Hit Launch, and Origami's built-in LinkedIn sequencer sends each message automatically as prospects accept your connection and time delays elapse. No need to export the list or switch tools.

Sending & tracking — all in the same dashboard

The same table where you built your list now shows live outreach activity:

  • Connection accepted (and when)
  • Message opens (if LinkedIn provides the signal)
  • Clicks on any link you included (Origami tracks branded short links)
  • Replies

While viewing a contact's activity, you can still see their full enriched profile — title, company, tools used — right there. You know exactly why you reached out and can reply with context.

Automatic un-enrollment on reply

Critical feature: if a prospect replies, Origami immediately removes them from the sequence. You'll never accidentally send a breakup message after someone has already booked a meeting. From there, you handle the conversation manually or route to a CRM.

All from one platform

This is the key shift: find, enrich, sequence, send, and track — all inside Origami. No exporting CSVs, no syncing between tools, no forgotten follow-ups. The sequencer is included on all paid plans; you pay only for the credits used to enrich leads. The sending is free.

What response rates to expect

For a well-refined list of UK multi-location optical practice owners, with the messaging above, a realistic benchmark (from 2025–2026 campaigns) is:

  • Connection acceptance: 20–30% (higher if you personalise the note and your profile is credible)
  • Reply rate (of connections): 8–15%
  • Meeting booked: 3–6% of total list

These are strong numbers for a cold LinkedIn campaign in a niche professional services market. If you're aiming at the top end of those ranges, list quality matters more than message cleverness.

When to iterate on messaging vs. iterate on the list

  • Low connection acceptance (below 15%): Either your list contains the wrong people (too junior, not owners) or your headline/linkedin profile doesn't align with the audience.

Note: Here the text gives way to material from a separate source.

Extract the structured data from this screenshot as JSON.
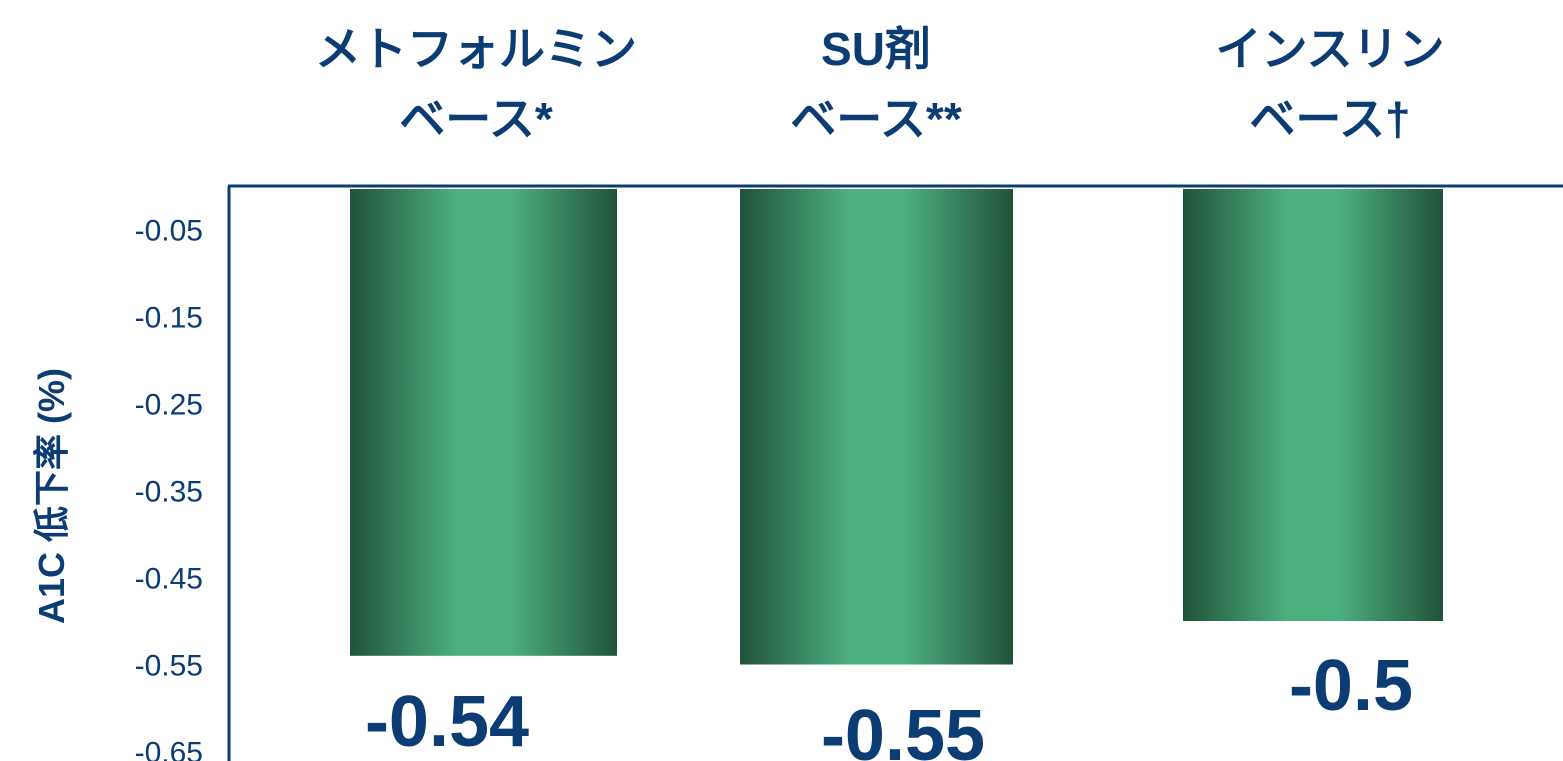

Re-check the decision-maker filter. Tighten by also requiring "Chairman" or "CEO" if you were including practice managers without budget.
  • High acceptance but low reply: Your follow-up messages aren't landing. Try leading with a different pain point. For optical owners, the hierarchy usually goes: staffing costs > patient recall > compliance > marketing. Test shifting the Day 3 message to "recall consistency" if locum spend didn't resonate.
  • High reply but low meeting book: Your soft close needs work. Make the offer less scary — a 15-minute call sharing what other groups are doing, not a demo of your product.

Don't A/B test everything at once. Change one element per week and let the data accumulate.